Monday, February 21, 2011

Old houses aren't for the faint of heart... or those who have lives


It all started with the damn duct you see here poking innocently out of the wall.

Well, that, and a contractor who didn't really LOOK.

As our contractor turned a three-week bathroom project into an over-six-month project, he also managed to tile OVER the hole in the wall for the duct. After I pointed it out to him (he hadn't noticed) he "fixed" it but breaking a new hole in the wall and placing the vent over it. He also told me that the duct was blocked down about five feet by what felt like insulation. He told me that he had looked UP from the basement to see what the blockage was and whether he could pull it out. He said he couldn't reach the blockage from the basement.

What I didn't know was:
  1. The vent went over a wall stud. You may not know this, but wood is not super great at allowing air through it.
  2. He either didn't look up from the basement. Or, if he did, he didn't mention that the duct in the basement wasn't connected to anything. That it dumped into a cavity in my wall. Which was blocked by insulation.
  3. This house is full of surprises. (OK, I kinda knew that.)
In the course of my bathroom renovation, my contractor had also talked me out of heated floors. It was going to cost $1500 to install them, for some reason.

"Just put down a rug," he suggested. Yes, a rug over my nice new marble mosaic tiles. Perfect. But I went with it, thinking that maybe the floor wouldn't be that cold anyway. Remember, I didn't know what I didn't know, back then.

A few weeks back, my dad had some time on his hands so he offered to come over and remove the blockage from the duct (all part of the insulation/heating project I've been working on). He worked and worked with various methods, trying to pull it all up. It was insulation, all right. But it wasn't coming up very easily. And then we pulled up some electrical. Oops.

That's when we switched tactics. We went to the basement to take the elbow off the duct. We were just going to dump the debris out of the duct. Instead, the elbow dropped down into my dad's hands. And there was nothing attached to it.

Oh.
Off went that arm of the furnace. And my dad went home. Bigger job than we'd thought, alright. Then my parents were at a family get-together with my uncle, and my dad starts talking to him about the surprise lacking-duct situation. My uncle offers to help fix it up. He's the fixer in the family. He just knows how to do stuff. He was the brains behind the chimney project in August. And the repointing of the bricks under my front doorstep and filling the foyer's door frame gap last fall.

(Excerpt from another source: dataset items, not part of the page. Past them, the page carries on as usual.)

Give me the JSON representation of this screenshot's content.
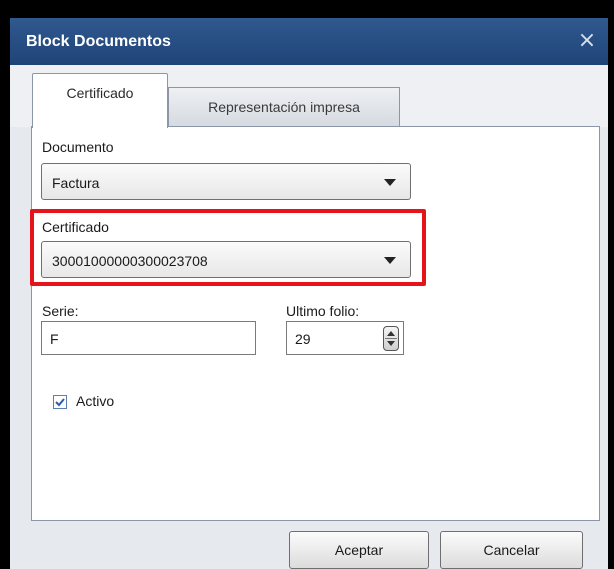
{
  "window": {
    "title": "Block Documentos",
    "close_glyph": "×"
  },
  "tabs": [
    {
      "label": "Certificado",
      "active": true
    },
    {
      "label": "Representación impresa",
      "active": false
    }
  ],
  "form": {
    "documento_label": "Documento",
    "documento_value": "Factura",
    "certificado_label": "Certificado",
    "certificado_value": "30001000000300023708",
    "serie_label": "Serie:",
    "serie_value": "F",
    "folio_label": "Ultimo folio:",
    "folio_value": "29",
    "activo_label": "Activo",
    "activo_checked": true
  },
  "buttons": {
    "accept": "Aceptar",
    "cancel": "Cancelar"
  },
  "colors": {
    "titlebar": "#234a7f",
    "highlight": "#e5141b"
  }
}
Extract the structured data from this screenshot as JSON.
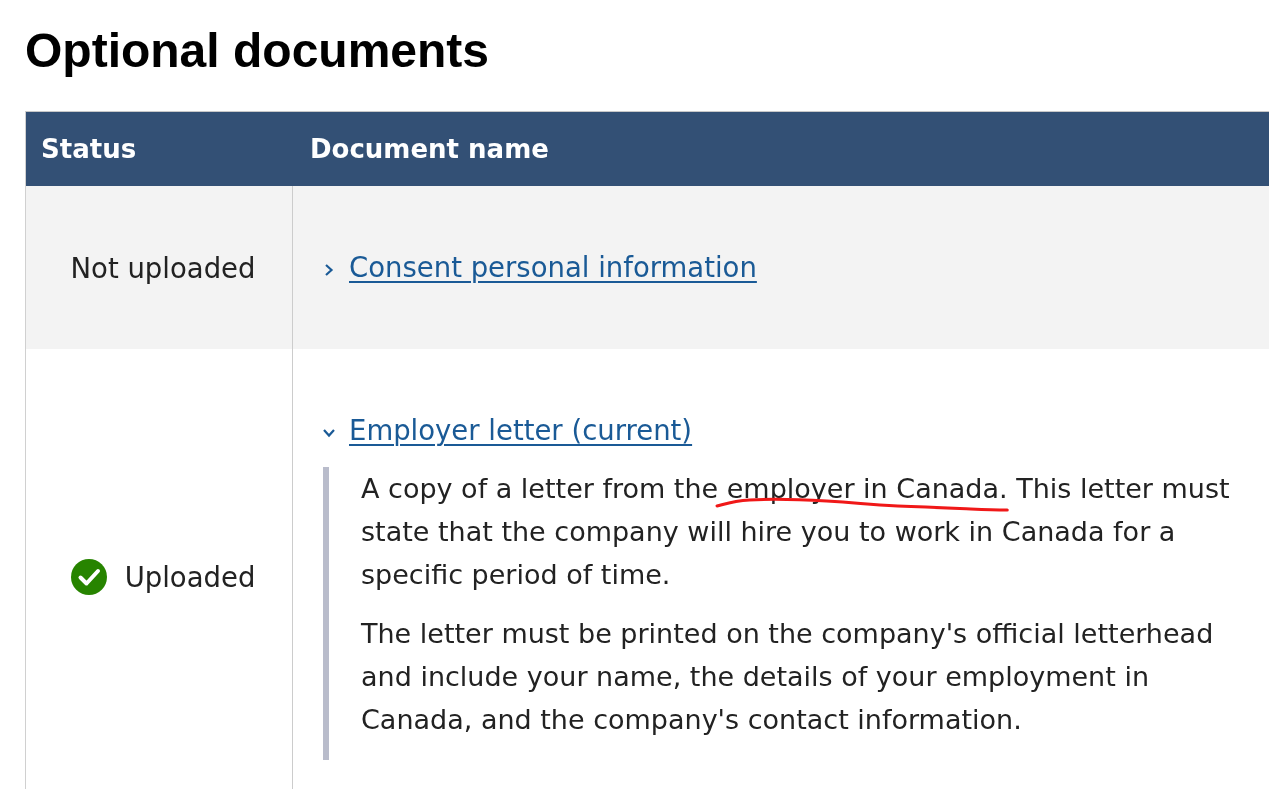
{
  "page": {
    "title": "Optional documents"
  },
  "table": {
    "columns": [
      "Status",
      "Document name"
    ],
    "rows": [
      {
        "status": {
          "label": "Not uploaded",
          "kind": "pending"
        },
        "document": {
          "name": "Consent personal information",
          "expanded": false
        }
      },
      {
        "status": {
          "label": "Uploaded",
          "kind": "uploaded"
        },
        "document": {
          "name": "Employer letter (current)",
          "expanded": true,
          "details": [
            {
              "segments": [
                {
                  "text": "A copy of a letter from the ",
                  "marked": false
                },
                {
                  "text": "employer in Canada",
                  "marked": true
                },
                {
                  "text": ". This letter must state that the company will hire you to work in Canada for a specific period of time.",
                  "marked": false
                }
              ]
            },
            {
              "segments": [
                {
                  "text": "The letter must be printed on the company's official letterhead and include your name, the details of your employment in Canada, and the company's contact information.",
                  "marked": false
                }
              ]
            }
          ]
        }
      }
    ]
  }
}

So we decided on the this weekend to undertake Project Duct (Quack!). Actually, they were going to arrive Thursday and be done by Friday. It's now Monday and they just left. Talk about Family Day weekend!

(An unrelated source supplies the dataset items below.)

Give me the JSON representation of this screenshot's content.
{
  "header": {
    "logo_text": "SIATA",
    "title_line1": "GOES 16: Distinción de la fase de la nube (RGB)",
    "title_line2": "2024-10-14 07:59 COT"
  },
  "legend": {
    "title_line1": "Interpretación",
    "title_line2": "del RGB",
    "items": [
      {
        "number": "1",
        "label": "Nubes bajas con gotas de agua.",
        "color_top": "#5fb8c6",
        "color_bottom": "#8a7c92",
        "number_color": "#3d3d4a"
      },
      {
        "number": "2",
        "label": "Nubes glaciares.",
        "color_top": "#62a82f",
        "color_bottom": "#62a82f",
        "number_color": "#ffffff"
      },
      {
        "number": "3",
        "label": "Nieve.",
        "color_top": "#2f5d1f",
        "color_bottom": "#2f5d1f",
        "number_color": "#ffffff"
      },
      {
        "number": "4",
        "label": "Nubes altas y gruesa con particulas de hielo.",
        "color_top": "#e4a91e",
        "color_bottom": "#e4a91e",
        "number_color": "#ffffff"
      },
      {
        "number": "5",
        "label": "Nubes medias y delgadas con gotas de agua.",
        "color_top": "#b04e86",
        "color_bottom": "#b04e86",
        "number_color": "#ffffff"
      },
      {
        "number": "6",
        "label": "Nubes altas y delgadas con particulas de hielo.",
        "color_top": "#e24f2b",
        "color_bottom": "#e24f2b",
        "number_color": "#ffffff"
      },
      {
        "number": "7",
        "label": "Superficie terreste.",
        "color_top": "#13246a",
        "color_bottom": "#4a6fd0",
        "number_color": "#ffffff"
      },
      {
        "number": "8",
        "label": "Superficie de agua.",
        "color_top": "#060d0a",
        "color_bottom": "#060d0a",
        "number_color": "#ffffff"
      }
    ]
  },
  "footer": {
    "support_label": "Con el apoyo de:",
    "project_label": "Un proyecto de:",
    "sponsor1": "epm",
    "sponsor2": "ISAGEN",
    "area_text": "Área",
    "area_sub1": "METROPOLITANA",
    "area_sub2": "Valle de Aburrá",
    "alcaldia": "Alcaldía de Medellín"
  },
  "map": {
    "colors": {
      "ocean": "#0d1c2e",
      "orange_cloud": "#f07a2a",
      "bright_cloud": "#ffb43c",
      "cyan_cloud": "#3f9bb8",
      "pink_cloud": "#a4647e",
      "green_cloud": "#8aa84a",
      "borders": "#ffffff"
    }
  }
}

Thursday, they had scoped out and planned the project: open a small hole in the guest room, behind the bathroom vent, reposition the vent and cover up the holes. Drop the duct-work down. Done. Friday, I returned home from work to huge holes in the guest room walls.

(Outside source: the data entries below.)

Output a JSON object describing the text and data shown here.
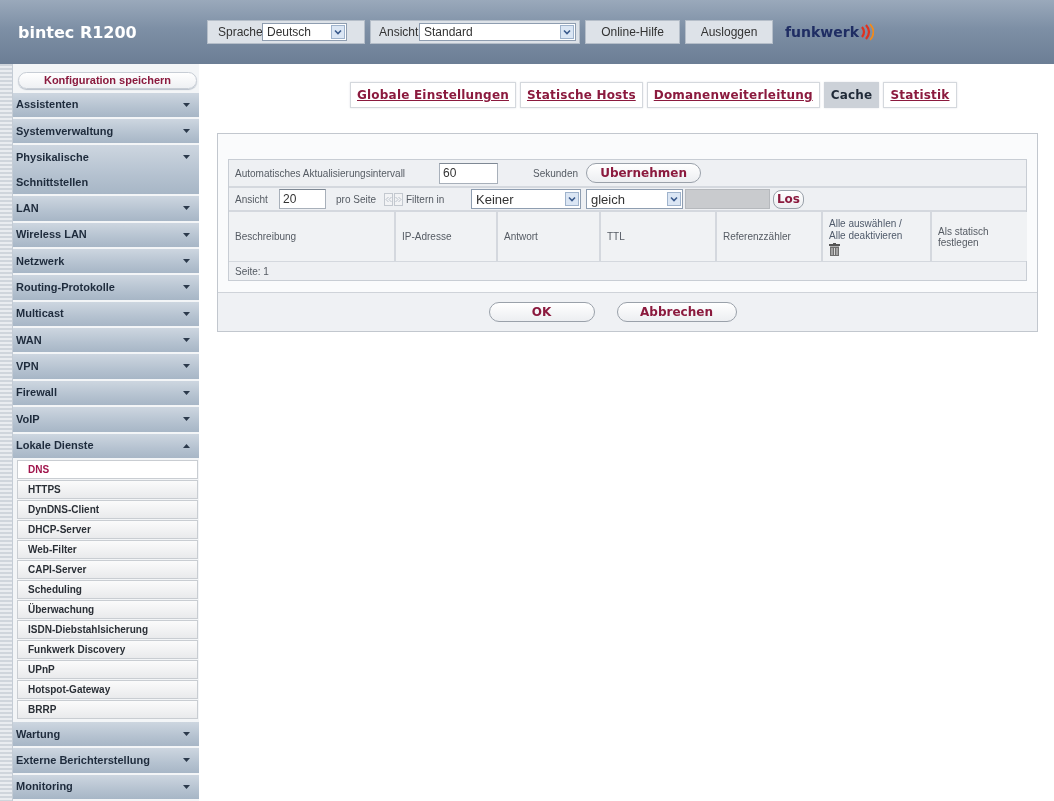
{
  "header": {
    "title": "bintec R1200",
    "language": {
      "label": "Sprache",
      "value": "Deutsch"
    },
    "view": {
      "label": "Ansicht",
      "value": "Standard"
    },
    "links": [
      "Online-Hilfe",
      "Ausloggen"
    ],
    "logo": "funkwerk"
  },
  "sidebar": {
    "save_button": "Konfiguration speichern",
    "items": [
      {
        "label": "Assistenten",
        "expanded": false
      },
      {
        "label": "Systemverwaltung",
        "expanded": false
      },
      {
        "label": "Physikalische Schnittstellen",
        "expanded": false
      },
      {
        "label": "LAN",
        "expanded": false
      },
      {
        "label": "Wireless LAN",
        "expanded": false
      },
      {
        "label": "Netzwerk",
        "expanded": false
      },
      {
        "label": "Routing-Protokolle",
        "expanded": false
      },
      {
        "label": "Multicast",
        "expanded": false
      },
      {
        "label": "WAN",
        "expanded": false
      },
      {
        "label": "VPN",
        "expanded": false
      },
      {
        "label": "Firewall",
        "expanded": false
      },
      {
        "label": "VoIP",
        "expanded": false
      },
      {
        "label": "Lokale Dienste",
        "expanded": true,
        "children": [
          {
            "label": "DNS",
            "selected": true
          },
          {
            "label": "HTTPS",
            "selected": false
          },
          {
            "label": "DynDNS-Client",
            "selected": false
          },
          {
            "label": "DHCP-Server",
            "selected": false
          },
          {
            "label": "Web-Filter",
            "selected": false
          },
          {
            "label": "CAPI-Server",
            "selected": false
          },
          {
            "label": "Scheduling",
            "selected": false
          },
          {
            "label": "Überwachung",
            "selected": false
          },
          {
            "label": "ISDN-Diebstahlsicherung",
            "selected": false
          },
          {
            "label": "Funkwerk Discovery",
            "selected": false
          },
          {
            "label": "UPnP",
            "selected": false
          },
          {
            "label": "Hotspot-Gateway",
            "selected": false
          },
          {
            "label": "BRRP",
            "selected": false
          }
        ]
      },
      {
        "label": "Wartung",
        "expanded": false
      },
      {
        "label": "Externe Berichterstellung",
        "expanded": false
      },
      {
        "label": "Monitoring",
        "expanded": false
      }
    ]
  },
  "tabs": [
    {
      "label": "Globale Einstellungen",
      "selected": false
    },
    {
      "label": "Statische Hosts",
      "selected": false
    },
    {
      "label": "Domanenweiterleitung",
      "selected": false
    },
    {
      "label": "Cache",
      "selected": true
    },
    {
      "label": "Statistik",
      "selected": false
    }
  ],
  "refresh": {
    "label": "Automatisches Aktualisierungsintervall",
    "value": "60",
    "unit": "Sekunden",
    "button": "Ubernehmen"
  },
  "filter": {
    "view_label": "Ansicht",
    "per_page": "20",
    "per_page_label": "pro Seite",
    "pager": [
      {
        "kind": "previous",
        "disabled": true
      },
      {
        "kind": "next",
        "disabled": true
      }
    ],
    "filter_label": "Filtern in",
    "field": "Keiner",
    "operator": "gleich",
    "value_field": {
      "disabled": true
    },
    "button": "Los"
  },
  "table": {
    "columns": [
      {
        "label": "Beschreibung",
        "kind": "text"
      },
      {
        "label": "IP-Adresse",
        "kind": "text"
      },
      {
        "label": "Antwort",
        "kind": "text"
      },
      {
        "label": "TTL",
        "kind": "text"
      },
      {
        "label": "Referenzzähler",
        "kind": "text"
      },
      {
        "label": "Alle auswählen / Alle deaktivieren",
        "kind": "delete"
      },
      {
        "label": "Als statisch festlegen",
        "kind": "text"
      }
    ],
    "footer": "Seite: 1"
  },
  "buttons": [
    "OK",
    "Abbrechen"
  ]
}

As they were opening up the wall, they found weird old electrical that I didn't even know what there. Buried in the drywall. Amid much construction debris that had filled the cavity, mind you. Day one now meant removing the suspect electrical. And debris. Unexpected surprise. But fixed now.

They'd also decided that my under-counter lighting wasn't done right and set about fixing it.

Obviously, this wasn't going to be done in two days. My mom arrived on Saturday morning to help with the cooking and cleaning and grocery shopping and gophering for the project (multiple trips to Home Depot). They had to open up the wall in our dining room (see the hole all re-drywalled here) to fish the duct down the cavity. But it all worked out. Then it was time to put the walls back on. I got to help at least. Drilling, yay!

Over dinner we were talking about my uncle's work on my cousin's house. He mentioned something about how the fixtures weren't caulked. Could we BELIEVE that? All that water was just dripping back into the wall! Gulp. I mentioned how my NEW tub spigot had had a gap where it came out of the wall. I'd noticed and asked my contractor to fix it. However, I thought he'd just shoved it further back into the wall and figured that was normal, so I didn't say anything. He immediately got up to look. He came back saying that he'd open up the wall the next day and stabilize the spigot against something so it wouldn't move and then caulk it. Another project. Before the bathroom project is even completed and paid for!

And then he mentioned the floor joist. Crumbling dry-rot, he said. My face must have fallen even more, as Gordon and my mom asked him to stop talking about it. They're coming back soonish to fix that one too, they say.

I have to remain positive. In the end, I have improved under-counter lighting, a heated bathroom and guest room as well as a water-tight shower! The walls are re-drywalled and just drying. Next week, my uncle returns to do the final, finishing touches on the wall. Total project cost: $300, plus food -- not bad!

So we can move onto the next project in the spring.

The landscaping. I mean, the upper cupboard molding. Or was it the crappy ceiling in the main room? No, wait, I forgot, the floor joist. So we don't fall through... And that master bedroom project? The one where I finally have room to get out of bed and have a lamp within reach and painted walls? It'll wait. For next year.